I am scheduled to give a security talk next week at the Gartner Security Summit entitled: Web Application Defender's Field Report. In the talk, I will be covering statistics and technical details of web application attacks from our just released State of the Internet (SOTI) Report for Q1 2016. One of the more interesting details of the report centers around the analysis of massive Account Takeover (ATO) attack campaigns that targeted two of our customers.
ATO attacks (also known as credential stuffing) use previously breached username and password pairs to automate login attempts. This data may have been previously released on public dumpsites such as Pastebin or directly obtained by attackers through web application attacks such as SQLi. The goal of the attacks is to identify valid login credential data that can then be sold to gain fraudulent access to user accounts. ATO may be considered a subset of brute force attacks, however it is an increasing threat because it is harder to identify such attacks through traditional individual account authentication errors. The Akamai Threat Research Team analyzed web login transactions for one week across our customer base to identify ATO attack campaigns.
In ATO attacks, malicious actors typically try to obtain credentials via a direct SQLi attack, a website breach, or even a password dumpsite, as shown in Figure 3-14.
The attacker uses an account checker to test the stolen credentials against popular websites such as social media sites or online marketplaces). Most of these account-checking tools have proxy capabilities, which distribute the load across many different source IP addresses. This approach makes rate limiting and blacklisting defenses less effective. An example account-checking tool is shown in Figure 3-15.
Once the attacker has validated the credentials, they are typically offered for sale on underground forums and markets, as shown in Figure 3-16. Or, depending on the account and what value it has, the attacker may attempt to cash out value from reward programs and gift cards.
ATO Attack Statistics
We analyzed two ATO attack campaigns that took place February 10-17, 2016. During this time, many domains were attacked, however 93% of the attacking IPs were part of a campaign that targeted two specific customers and three domains. These two targeted campaigns were many orders of magnitude greater than all the other ATO attacks combined.
In the repeated attacks against a customer in the financial services industry, 999,980 IPs were e involved in the attacks against the customer's login page. One campaign was responsible for more than 90% of the total attack volume. Here is a closer look at this campaign:
- 993,547 distinct IPs
- 427,444,261 accounts checked
- 22,555 IPs previously blocked based on WAF event logs
The rate of the attack was steady as 75% of attackers participated for multiple days, as shown in Figure 3-17.
Entertainment Vertical Customer
During this same timeframe, 1,127,818 different IPs were involved in attacks. These IPs performed 744,361,093 login attempts and checked 220,758,340 distinct email addresses. The attacks were evenly distributed between two customer sub-domains.

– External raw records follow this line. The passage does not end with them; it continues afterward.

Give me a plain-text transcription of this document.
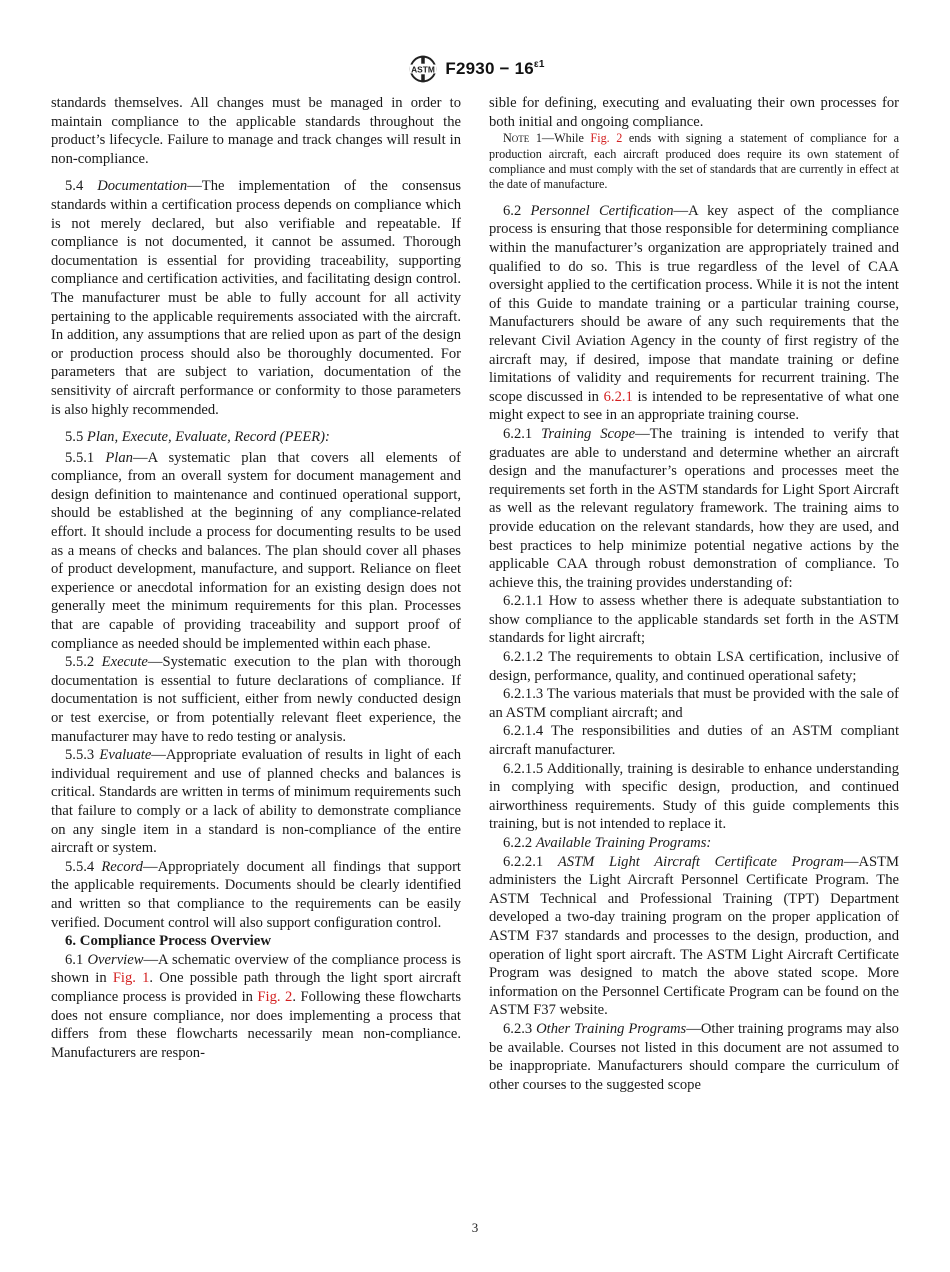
ASTM $F2930 - 16^{\varepsilon 1}$

standards themselves. All changes must be managed in order to maintain compliance to the applicable standards throughout the product’s lifecycle. Failure to manage and track changes will result in non-compliance.

5.4 Documentation—The implementation of the consensus standards within a certification process depends on compliance which is not merely declared, but also verifiable and repeatable. If compliance is not documented, it cannot be assumed. Thorough documentation is essential for providing traceability, supporting compliance and certification activities, and facilitating design control. The manufacturer must be able to fully account for all activity pertaining to the applicable requirements associated with the aircraft. In addition, any assumptions that are relied upon as part of the design or production process should also be thoroughly documented. For parameters that are subject to variation, documentation of the sensitivity of aircraft performance or conformity to those parameters is also highly recommended.

5.5 Plan, Execute, Evaluate, Record (PEER):

5.5.1 Plan—A systematic plan that covers all elements of compliance, from an overall system for document management and design definition to maintenance and continued operational support, should be established at the beginning of any compliance-related effort. It should include a process for documenting results to be used as a means of checks and balances. The plan should cover all phases of product development, manufacture, and support. Reliance on fleet experience or anecdotal information for an existing design does not generally meet the minimum requirements for this plan. Processes that are capable of providing traceability and support proof of compliance as needed should be implemented within each phase.

5.5.2 Execute—Systematic execution to the plan with thorough documentation is essential to future declarations of compliance. If documentation is not sufficient, either from newly conducted design or test exercise, or from potentially relevant fleet experience, the manufacturer may have to redo testing or analysis.

5.5.3 Evaluate—Appropriate evaluation of results in light of each individual requirement and use of planned checks and balances is critical. Standards are written in terms of minimum requirements such that failure to comply or a lack of ability to demonstrate compliance on any single item in a standard is non-compliance of the entire aircraft or system.

5.5.4 Record—Appropriately document all findings that support the applicable requirements. Documents should be clearly identified and written so that compliance to the requirements can be easily verified. Document control will also support configuration control.

6. Compliance Process Overview

6.1 Overview—A schematic overview of the compliance process is shown in Fig. 1. One possible path through the light sport aircraft compliance process is provided in Fig. 2. Following these flowcharts does not ensure compliance, nor does implementing a process that differs from these flowcharts necessarily mean non-compliance. Manufacturers are respon-

sible for defining, executing and evaluating their own processes for both initial and ongoing compliance.

Note 1—While Fig. 2 ends with signing a statement of compliance for a production aircraft, each aircraft produced does require its own statement of compliance and must comply with the set of standards that are currently in effect at the date of manufacture.

6.2 Personnel Certification—A key aspect of the compliance process is ensuring that those responsible for determining compliance within the manufacturer’s organization are appropriately trained and qualified to do so. This is true regardless of the level of CAA oversight applied to the certification process. While it is not the intent of this Guide to mandate training or a particular training course, Manufacturers should be aware of any such requirements that the relevant Civil Aviation Agency in the county of first registry of the aircraft may, if desired, impose that mandate training or define limitations of validity and requirements for recurrent training. The scope discussed in 6.2.1 is intended to be representative of what one might expect to see in an appropriate training course.

6.2.1 Training Scope—The training is intended to verify that graduates are able to understand and determine whether an aircraft design and the manufacturer’s operations and processes meet the requirements set forth in the ASTM standards for Light Sport Aircraft as well as the relevant regulatory framework. The training aims to provide education on the relevant standards, how they are used, and best practices to help minimize potential negative actions by the applicable CAA through robust demonstration of compliance. To achieve this, the training provides understanding of:

6.2.1.1 How to assess whether there is adequate substantiation to show compliance to the applicable standards set forth in the ASTM standards for light aircraft;

6.2.1.2 The requirements to obtain LSA certification, inclusive of design, performance, quality, and continued operational safety;

6.2.1.3 The various materials that must be provided with the sale of an ASTM compliant aircraft; and

6.2.1.4 The responsibilities and duties of an ASTM compliant aircraft manufacturer.

6.2.1.5 Additionally, training is desirable to enhance understanding in complying with specific design, production, and continued airworthiness requirements. Study of this guide complements this training, but is not intended to replace it.

6.2.2 Available Training Programs:

6.2.2.1 ASTM Light Aircraft Certificate Program—ASTM administers the Light Aircraft Personnel Certificate Program. The ASTM Technical and Professional Training (TPT) Department developed a two-day training program on the proper application of ASTM F37 standards and processes to the design, production, and operation of light sport aircraft. The ASTM Light Aircraft Certificate Program was designed to match the above stated scope. More information on the Personnel Certificate Program can be found on the ASTM F37 website.

6.2.3 Other Training Programs—Other training programs may also be available. Courses not listed in this document are not assumed to be inappropriate. Manufacturers should compare the curriculum of other courses to the suggested scope

3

One campaign was responsible for ~50% of the total login attempt attack volume.
This campaign lasted all week long, all day long. Here is a closer look:
- 817,390 distinct IPs
- 388,674,528 login attempts
- 65,556,491 email addresses checked
The attacking IP persistency is shown in Figure 3-18.
Finance/Entertainment Campaign Overlap
When cross-referencing the attacking sources from both of these targeted campaigns, we identified that 778,786 IPs (more than 70% of the campaign participants) were attacking both customer sites. This implies that our finance and entertainment customers were both targets of a monstrous credential abuse campaign by the same attacking entity, employing the same gigantic botnet.

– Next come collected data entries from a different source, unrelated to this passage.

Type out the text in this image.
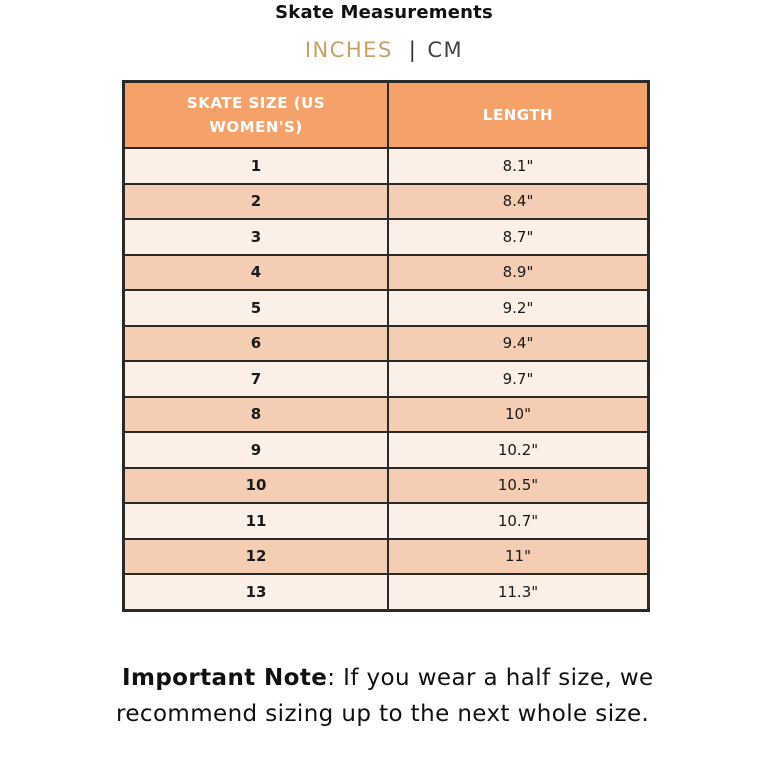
Skate Measurements
INCHES | CM
SKATE SIZE (US
WOMEN'S)	LENGTH
1	8.1"
2	8.4"
3	8.7"
4	8.9"
5	9.2"
6	9.4"
7	9.7"
8	10"
9	10.2"
10	10.5"
11	10.7"
12	11"
13	11.3"
Important Note: If you wear a half size, we recommend sizing up to the next whole size.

While many of the participants were proxy servers, we did identify an interesting new element: compromised home routers. We clustered the attack IP addresses by geolocation. We noticed a cluster of attacking IPs based out of Mexico and identified that many of the abused systems were Arris cable modems, as shown in Figure 3-19.

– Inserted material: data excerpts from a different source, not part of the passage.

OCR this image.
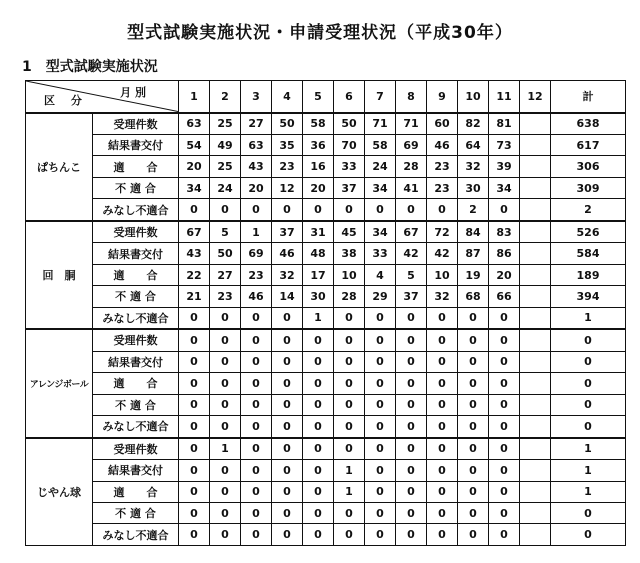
型式試験実施状況・申請受理状況（平成30年）
1　型式試験実施状況
月 別
区 分		1	2	3	4	5	6	7	8	9	10	11	12	計
ぱちんこ	受理件数	63	25	27	50	58	50	71	71	60	82	81		638
	結果書交付	54	49	63	35	36	70	58	69	46	64	73		617
	適　　合	20	25	43	23	16	33	24	28	23	32	39		306
	不 適 合	34	24	20	12	20	37	34	41	23	30	34		309
	みなし不適合	0	0	0	0	0	0	0	0	0	2	0		2
回　胴	受理件数	67	5	1	37	31	45	34	67	72	84	83		526
	結果書交付	43	50	69	46	48	38	33	42	42	87	86		584
	適　　合	22	27	23	32	17	10	4	5	10	19	20		189
	不 適 合	21	23	46	14	30	28	29	37	32	68	66		394
	みなし不適合	0	0	0	0	1	0	0	0	0	0	0		1
アレンジボール	受理件数	0	0	0	0	0	0	0	0	0	0	0		0
	結果書交付	0	0	0	0	0	0	0	0	0	0	0		0
	適　　合	0	0	0	0	0	0	0	0	0	0	0		0
	不 適 合	0	0	0	0	0	0	0	0	0	0	0		0
	みなし不適合	0	0	0	0	0	0	0	0	0	0	0		0
じやん球	受理件数	0	1	0	0	0	0	0	0	0	0	0		1
	結果書交付	0	0	0	0	0	1	0	0	0	0	0		1
	適　　合	0	0	0	0	0	1	0	0	0	0	0		1
	不 適 合	0	0	0	0	0	0	0	0	0	0	0		0
	みなし不適合	0	0	0	0	0	0	0	0	0	0	0		0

The Arris modem product line has some known backdoors, where it uses a rotating password of the day and the algorithm has been publicly leaked. We also identified other networking products that were compromised and participating in these ATO attacks including ZyXel routers/modems, as shown in Figure 3-20.
While we can not confirm 100% that all of these home network devices were compromised or that this traffic was not originating from behind these devices, there is sufficient circumstantial evidence related to known public vulnerabities in these products. When combined in a global view it becomes evident that attackers are targeting these devices for usage in Botnet attacks.
As this analysis demonstrates, ATO campaigns are massively distributed and extremely persistent. Organizations need to have an active defense for identifying and mitigating ATO campaigns. The Bot Manager product can aid in defenses as many ATO attacks include automated bot programs as part of the overall campaign. Additionally, the Client Reputation product can also provide some level of protections as we have seen that many of the attacking soure IP addresses are also conducting other attacks besides ATO traffic.